Biden administration officials say US will consider using other means to prevent Iran from obtaining a nuclear weapons should talks fail.

Elad Benari ,

Nuclear talks in Vienna
Nuclear talks in Vienna
Reuters

If diplomacy fails, the US will consider using other means to prevent Iran from obtaining a nuclear weapon, senior Biden administration officials said on Wednesday in a briefing ahead of Prime Minister Naftali Bennett's visit to the White House, according to Barak Ravid of Axios.

The US officials did not say what exactly the administration would consider but are clearly trying to reassure the Israelis that they are willing to pressure Iran.

One of the officials quoted a remark Bennett made prior to his departure about the fact that Iran's nuclear program has continued to progress over the last few years, citing it as proof that the Trump administration’s withdrawal from the 2015 nuclear deal was a mistake.

"We are committed to the diplomatic track with Iran and think it is the best way to roll back its nuclear program but if that doesn’t work there are other avenues to pursue," the official was quoted as having said.

The senior administration officials said they are encouraged by Bennett’s comments about the “spirit of cooperation" between the US and Israel, including on Iran. They said they did not know yet if and when the nuclear talks in Vienna would resume, but that the US would cooperate with Israel on Iran.

One official also noted the current "political complexities" in Israel and said, "We think Bennett is navigating things very well."

Robert Malley, the special US envoy for Iran, said last week that the US is preparing some contingency plans should the talks with Iran on a return to the 2015 nuclear deal not succeed.
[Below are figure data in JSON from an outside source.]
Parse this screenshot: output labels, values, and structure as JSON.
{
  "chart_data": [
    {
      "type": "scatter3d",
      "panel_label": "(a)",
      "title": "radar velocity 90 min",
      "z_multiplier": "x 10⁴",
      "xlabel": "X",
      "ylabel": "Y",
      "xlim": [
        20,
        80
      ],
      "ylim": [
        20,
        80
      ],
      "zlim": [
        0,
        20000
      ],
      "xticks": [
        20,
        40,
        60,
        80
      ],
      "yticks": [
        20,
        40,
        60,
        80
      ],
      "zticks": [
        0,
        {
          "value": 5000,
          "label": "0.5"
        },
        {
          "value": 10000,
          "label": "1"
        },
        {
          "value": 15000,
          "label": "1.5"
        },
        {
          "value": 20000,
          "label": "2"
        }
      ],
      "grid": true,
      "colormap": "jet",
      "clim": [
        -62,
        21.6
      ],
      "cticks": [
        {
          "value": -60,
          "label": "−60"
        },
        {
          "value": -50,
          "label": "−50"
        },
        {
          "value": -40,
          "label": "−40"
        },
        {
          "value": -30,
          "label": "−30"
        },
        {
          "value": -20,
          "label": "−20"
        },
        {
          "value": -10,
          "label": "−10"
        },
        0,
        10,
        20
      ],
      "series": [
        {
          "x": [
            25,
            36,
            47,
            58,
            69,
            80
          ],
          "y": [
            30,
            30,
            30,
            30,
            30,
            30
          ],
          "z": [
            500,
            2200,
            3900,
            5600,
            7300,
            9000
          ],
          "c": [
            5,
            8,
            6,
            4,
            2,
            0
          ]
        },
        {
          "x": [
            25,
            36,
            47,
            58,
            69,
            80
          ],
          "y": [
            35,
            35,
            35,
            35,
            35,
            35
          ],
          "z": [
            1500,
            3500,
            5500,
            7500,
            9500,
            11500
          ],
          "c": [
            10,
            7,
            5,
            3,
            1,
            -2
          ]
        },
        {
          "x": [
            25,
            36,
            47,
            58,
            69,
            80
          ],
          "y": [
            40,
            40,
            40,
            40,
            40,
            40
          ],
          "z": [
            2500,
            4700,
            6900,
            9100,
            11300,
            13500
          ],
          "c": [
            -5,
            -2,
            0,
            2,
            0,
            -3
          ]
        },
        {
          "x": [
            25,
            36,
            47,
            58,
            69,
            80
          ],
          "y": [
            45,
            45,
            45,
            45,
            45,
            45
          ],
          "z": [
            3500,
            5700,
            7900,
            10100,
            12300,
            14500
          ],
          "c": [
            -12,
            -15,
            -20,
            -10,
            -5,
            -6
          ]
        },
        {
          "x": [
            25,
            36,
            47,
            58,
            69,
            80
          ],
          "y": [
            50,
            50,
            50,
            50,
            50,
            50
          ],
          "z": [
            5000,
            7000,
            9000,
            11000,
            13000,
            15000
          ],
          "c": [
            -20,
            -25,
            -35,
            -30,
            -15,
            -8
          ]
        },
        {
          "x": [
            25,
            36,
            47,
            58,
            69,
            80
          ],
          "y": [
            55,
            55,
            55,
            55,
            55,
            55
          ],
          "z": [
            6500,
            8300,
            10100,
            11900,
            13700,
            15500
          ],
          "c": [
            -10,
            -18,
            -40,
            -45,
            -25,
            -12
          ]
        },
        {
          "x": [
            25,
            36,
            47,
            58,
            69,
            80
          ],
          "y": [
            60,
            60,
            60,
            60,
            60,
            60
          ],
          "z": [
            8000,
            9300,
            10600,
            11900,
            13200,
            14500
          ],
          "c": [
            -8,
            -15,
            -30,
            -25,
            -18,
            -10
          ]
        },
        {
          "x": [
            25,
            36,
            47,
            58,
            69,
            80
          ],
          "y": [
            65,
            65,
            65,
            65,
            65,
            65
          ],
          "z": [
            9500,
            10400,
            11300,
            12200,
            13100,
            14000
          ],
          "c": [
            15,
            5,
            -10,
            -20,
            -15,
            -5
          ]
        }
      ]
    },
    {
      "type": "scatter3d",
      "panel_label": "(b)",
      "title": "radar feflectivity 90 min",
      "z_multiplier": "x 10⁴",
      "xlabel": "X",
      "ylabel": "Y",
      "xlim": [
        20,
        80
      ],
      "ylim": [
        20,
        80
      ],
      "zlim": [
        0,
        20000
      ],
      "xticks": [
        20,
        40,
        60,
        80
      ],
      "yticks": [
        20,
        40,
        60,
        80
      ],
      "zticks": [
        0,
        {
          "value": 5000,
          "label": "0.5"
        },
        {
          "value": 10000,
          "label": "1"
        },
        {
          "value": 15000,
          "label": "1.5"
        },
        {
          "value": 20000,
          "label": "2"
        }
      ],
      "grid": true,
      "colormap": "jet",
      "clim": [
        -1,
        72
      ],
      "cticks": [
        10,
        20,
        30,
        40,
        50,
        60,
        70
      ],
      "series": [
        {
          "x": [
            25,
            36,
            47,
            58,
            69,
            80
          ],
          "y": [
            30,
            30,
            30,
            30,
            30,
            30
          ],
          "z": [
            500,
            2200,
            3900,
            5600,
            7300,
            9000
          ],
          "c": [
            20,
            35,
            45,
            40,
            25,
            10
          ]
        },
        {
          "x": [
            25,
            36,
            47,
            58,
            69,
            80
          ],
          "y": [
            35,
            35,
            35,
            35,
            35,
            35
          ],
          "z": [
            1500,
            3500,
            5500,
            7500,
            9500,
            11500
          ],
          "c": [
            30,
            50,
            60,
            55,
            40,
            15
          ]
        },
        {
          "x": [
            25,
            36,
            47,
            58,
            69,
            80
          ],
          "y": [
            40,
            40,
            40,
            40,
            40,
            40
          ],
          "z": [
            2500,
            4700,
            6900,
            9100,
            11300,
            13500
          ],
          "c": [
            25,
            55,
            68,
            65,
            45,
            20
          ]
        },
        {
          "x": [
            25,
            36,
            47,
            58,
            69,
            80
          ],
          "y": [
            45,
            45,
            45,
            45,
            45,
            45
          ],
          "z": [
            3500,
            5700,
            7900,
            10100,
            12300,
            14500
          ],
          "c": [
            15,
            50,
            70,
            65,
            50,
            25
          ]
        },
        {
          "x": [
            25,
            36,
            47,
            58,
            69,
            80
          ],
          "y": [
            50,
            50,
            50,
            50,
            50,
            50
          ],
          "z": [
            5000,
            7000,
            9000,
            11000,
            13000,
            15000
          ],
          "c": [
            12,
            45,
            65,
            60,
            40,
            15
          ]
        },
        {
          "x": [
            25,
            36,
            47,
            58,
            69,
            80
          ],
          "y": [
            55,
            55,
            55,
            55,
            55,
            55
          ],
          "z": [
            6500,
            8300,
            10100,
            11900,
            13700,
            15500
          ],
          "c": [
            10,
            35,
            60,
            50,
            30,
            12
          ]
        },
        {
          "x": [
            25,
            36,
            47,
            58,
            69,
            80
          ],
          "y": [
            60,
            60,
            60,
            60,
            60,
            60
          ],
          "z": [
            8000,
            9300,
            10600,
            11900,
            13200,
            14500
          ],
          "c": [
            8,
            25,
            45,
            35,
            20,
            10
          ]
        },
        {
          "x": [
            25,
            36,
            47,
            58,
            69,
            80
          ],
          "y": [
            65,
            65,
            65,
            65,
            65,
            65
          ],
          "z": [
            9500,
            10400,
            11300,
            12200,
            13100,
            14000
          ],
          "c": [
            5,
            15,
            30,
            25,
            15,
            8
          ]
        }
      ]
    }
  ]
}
One of those contingencies, he said, would be that Washington and Tehran sign a wholly separate deal, complete with different parameters than the current accord. Another is a suite of punitive responses in coordination with European allies, though Malley would not specifically detail what those would be.

Iran has gradually scaled back its compliance with the 2015 deal it signed with world powers in response to former US President Donald Trump’s withdrawal from the agreement in May of 2018.

While the Islamic Republic has been holding indirect talks with the Biden administration on a return to the agreement, it recently paused the talks and announced they will not resume before the new government takes office.

Last week, the US urged Iran to return to the negotiating table.

"We have made clear that continued nuclear escalations beyond JCPOA limits are unconstructive and inconsistent with a return to mutual compliance," State Department spokesman Ned Price said, using the acronym for the Joint Comprehensive Plan of Action, which is the official name for the 2015 Iran nuclear deal.

"Iran should cease its nuclear escalations and return to negotiations toward full implementation of the JCPOA in good faith," he added.